Catégorie: Données, Logiciels, Open Data, Reportages, Standards, Utilisateurs, WebMapping

Voilà plusieurs années que le Web sémantique occupe une place de choix dans les colloques scientifiques et les articles de presse. Mais de quoi s’agit-il exactement et en quoi cela concerne l’information géographique ? La journée interopérabilité et Innovation organisée le 7 octobre dernier par l’Afnor, l’OGC et GDR Magis a apporté quelques éléments de réponse.
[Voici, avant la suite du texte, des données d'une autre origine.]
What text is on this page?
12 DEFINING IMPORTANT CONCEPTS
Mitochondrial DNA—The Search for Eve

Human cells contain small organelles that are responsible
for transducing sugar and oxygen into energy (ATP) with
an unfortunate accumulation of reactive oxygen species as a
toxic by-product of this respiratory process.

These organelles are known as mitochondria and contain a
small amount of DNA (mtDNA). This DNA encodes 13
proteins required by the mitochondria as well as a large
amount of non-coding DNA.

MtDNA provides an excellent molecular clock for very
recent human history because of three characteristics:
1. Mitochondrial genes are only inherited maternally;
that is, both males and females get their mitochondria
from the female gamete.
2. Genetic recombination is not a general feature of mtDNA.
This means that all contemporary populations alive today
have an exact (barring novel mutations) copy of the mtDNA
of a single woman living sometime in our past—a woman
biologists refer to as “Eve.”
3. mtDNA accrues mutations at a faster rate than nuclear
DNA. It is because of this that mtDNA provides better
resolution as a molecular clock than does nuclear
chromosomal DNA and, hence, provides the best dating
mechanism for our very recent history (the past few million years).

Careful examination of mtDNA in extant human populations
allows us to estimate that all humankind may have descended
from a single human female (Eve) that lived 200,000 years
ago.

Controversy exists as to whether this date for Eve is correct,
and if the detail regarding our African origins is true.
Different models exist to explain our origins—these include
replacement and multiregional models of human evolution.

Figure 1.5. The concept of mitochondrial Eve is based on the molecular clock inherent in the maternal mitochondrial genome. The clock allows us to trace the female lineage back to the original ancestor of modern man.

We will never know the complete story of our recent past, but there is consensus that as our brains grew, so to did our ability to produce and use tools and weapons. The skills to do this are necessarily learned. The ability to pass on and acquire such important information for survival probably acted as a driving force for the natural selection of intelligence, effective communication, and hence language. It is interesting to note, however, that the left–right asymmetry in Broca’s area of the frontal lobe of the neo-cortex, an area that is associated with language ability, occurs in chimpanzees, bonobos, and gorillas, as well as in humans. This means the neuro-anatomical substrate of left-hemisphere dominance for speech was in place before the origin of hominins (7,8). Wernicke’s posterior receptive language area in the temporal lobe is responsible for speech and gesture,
Dès 1994, Tim Berners-Lee, le père du Web, introduit le concept de Web sémantique. L’idée était que les machines allaient être capables d’interpréter seules les informations circulant sur la toile. Certains ont alors eu peur que les machines apprennent à se passer des hommes, réveillant le spectre des Matrix et autres IA incontrôlables. Même si le Web sémantique hérite de trente ans de travaux sur l’intelligence artificielle, les experts préfèrent parler de Web des données, voire de Web des données liées.

De la sémantique et des données liées

Car l’objectif principal du Web sémantique est de permettre aux logiciels et autres applications du Web de comprendre le sens des données exploitées afin de fournir des réponses mieux ciblées. Comme nous butinons sur la toile de lien en lien pour enrichir notre expérience de navigation, les ordinateurs seront capables de relier toutes sortes de données, de vérifier qu’elles décrivent bien les mêmes objets du monde réel, d’intégrer la logique de leurs relations afin d’enrichir les réponses aux questions que nous leur posons. Tout cela en s’appuyant sur une pile de standards mis peu à peu en place par le W3C, l’instance de standardisation du Web, qui garantit que les objets et ensembles logiques d’objets sont bien décrits par des données de façon unique, précise, stable, cohérente et adaptée aux fonctions envisagées.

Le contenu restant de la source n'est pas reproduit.